Before Wednesday’s game, he opted to revert his delivery to his form of last season, when he went 10-6 with a 3.85 ERA. The payoff was more fastballs consistently thrown at 95 mph, which he used to his advantage against the White Sox. Seventy-seven of Rodriguez’s 102 pitches were heaters, which produced 12 swings and misses.
“You saw his delivery go back to what he used prior to the knee injury,” Farrell said. “I think it allowed him to gain a little rhythm and momentum over the rubber. He kept himself together [and was] able to generate better power overall. [It] translated into velocity, and I think it also translated into some swing-and-miss for him.”
Rodriguez’s outing, however, was far from perfect. Of the four hits he allowed, three went for extra bases, and one left the park.
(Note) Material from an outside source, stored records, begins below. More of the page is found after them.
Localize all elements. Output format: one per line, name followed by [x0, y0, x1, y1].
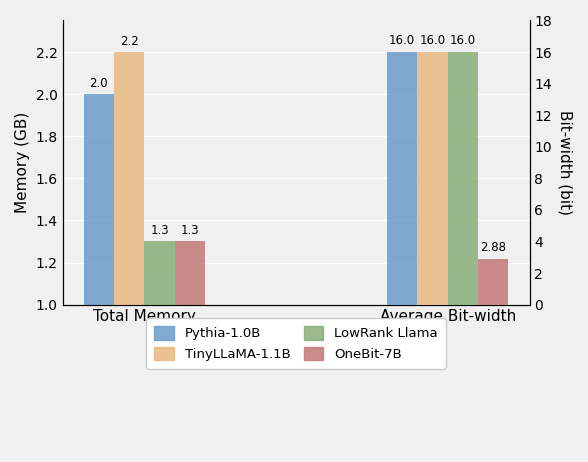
Bar	[387, 52, 417, 304]
Bar	[417, 52, 447, 304]
Text: 16.0: 16.0	[389, 34, 415, 47]
Bar	[478, 259, 509, 304]
Text: 2.2: 2.2	[120, 35, 139, 48]
Y-axis label: Memory (GB): Memory (GB)	[15, 112, 30, 213]
Bar	[83, 94, 114, 462]
Text: 1.3: 1.3	[181, 224, 199, 237]
Text: 16.0: 16.0	[419, 34, 446, 47]
Bar	[447, 52, 478, 304]
Legend: Pythia-1.0B, TinyLLaMA-1.1B, LowRank Llama, OneBit-7B: Pythia-1.0B, TinyLLaMA-1.1B, LowRank Lla…	[146, 318, 446, 369]
Text: 1.3: 1.3	[151, 224, 169, 237]
Bar	[175, 242, 205, 462]
Bar	[145, 242, 175, 462]
Y-axis label: Bit-width (bit): Bit-width (bit)	[558, 110, 573, 215]
Text: 2.0: 2.0	[89, 77, 108, 90]
Bar	[114, 52, 145, 462]
Text: 2.88: 2.88	[480, 242, 506, 255]
Text: 16.0: 16.0	[450, 34, 476, 47]
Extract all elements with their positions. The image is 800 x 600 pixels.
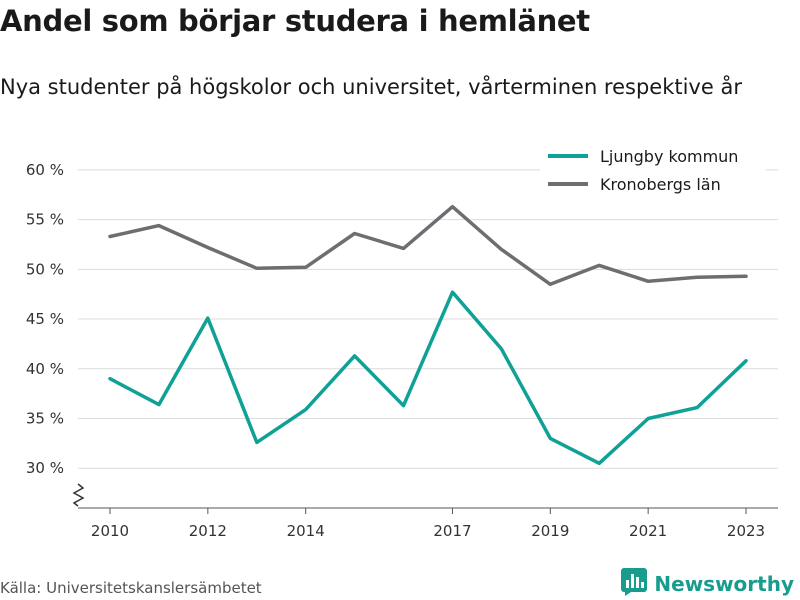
axes [72, 483, 778, 514]
y-tick-label: 40 % [26, 360, 64, 378]
brand-name: Newsworthy [654, 572, 794, 596]
x-tick-label: 2014 [287, 522, 325, 540]
series-line-1 [108, 204, 748, 287]
y-tick-label: 50 % [26, 260, 64, 278]
y-tick-label: 35 % [26, 410, 64, 428]
bar-chart-logo-icon [621, 568, 648, 600]
x-tick-label: 2010 [91, 522, 129, 540]
legend-box [540, 142, 766, 202]
y-tick-label: 30 % [26, 459, 64, 477]
y-tick-label: 55 % [26, 211, 64, 229]
x-tick-labels: 2010 2012 2014 2017 2019 2021 2023 [91, 522, 765, 540]
series-line-0 [108, 290, 748, 466]
legend: Ljungby kommun Kronobergs län [540, 142, 766, 202]
source-note: Källa: Universitetskanslersämbetet [0, 579, 262, 597]
x-tick-label: 2017 [433, 522, 471, 540]
series-lines [108, 204, 748, 466]
chart-subtitle: Nya studenter på högskolor och universit… [0, 75, 742, 99]
x-tick-label: 2012 [189, 522, 227, 540]
chart-title: Andel som börjar studera i hemlänet [0, 4, 590, 38]
x-tick-label: 2019 [531, 522, 569, 540]
x-tick-label: 2023 [727, 522, 765, 540]
legend-label: Ljungby kommun [600, 147, 738, 166]
legend-label: Kronobergs län [600, 175, 721, 194]
y-tick-label: 45 % [26, 310, 64, 328]
y-tick-label: 60 % [26, 161, 64, 179]
y-tick-labels: 60 % 55 % 50 % 45 % 40 % 35 % 30 % [26, 161, 64, 477]
gridlines [78, 169, 778, 469]
x-tick-label: 2021 [629, 522, 667, 540]
brand-logo[interactable]: Newsworthy [621, 568, 794, 600]
axis-break-icon [72, 483, 85, 507]
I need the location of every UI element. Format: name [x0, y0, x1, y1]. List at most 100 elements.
He allowed a sixth-inning blast to Todd Frazier that tied the game 4-4. Farrell lifted him after the frame.
“I just wanted a fastball away, and I just missed right in the middle of the plate,” Rodriguez said.
Rodriguez may still have plenty to work on, including his offspeed pitches, but he’s feeling — and looking — more like his old self with each start.
“I think it’s working better,” Rodriguez said. “You can see the velocity’s back, [I was] consistent with both sides of the plate better, so I think it’s coming back, day-by-day.”
Red Sox manager John Farrell explained why Hanley Ramirez will be dropped from fifth to seventh in the order for Wednesday’s game against the White Sox.
Ramirez is hitting just .179 with 11 strikeouts in 18 games in June. Since homering on June 15 to end a 35-day drought, Ramirez has gone 4-for-24 with six strikeouts.
As a result, he’ll be hitting as low as seventh for the first time since his rookie year of 2006. Chris Young moves up to the fifth spot in his place.
“Hanley has been working through some things to try and get his timing on track,” Farrell said. “Players are going to kind of tell you where they hit in the order. Chris has done an outstanding job this year, particularly against left-handed pitchers. And while Hanley works through the timing issues, well, we needed a little bit of a jumpstart or a spark potentially.”
Ramirez’s June 15 homer was his first since May 10 and one of the first true displays of hard contact Ramirez had shown in some time — a positive indication for Farrell.
“Even if it wasn’t a home run, you saw hard contact, and really that’s kind of what you’re looking for,” Farrell said. “When timing is a little bit more consistent or on the mark, the fact that it went out of the ballpark in my mind is irrelevant. The leg kick, the timing, the bat path, that’s all being worked on.”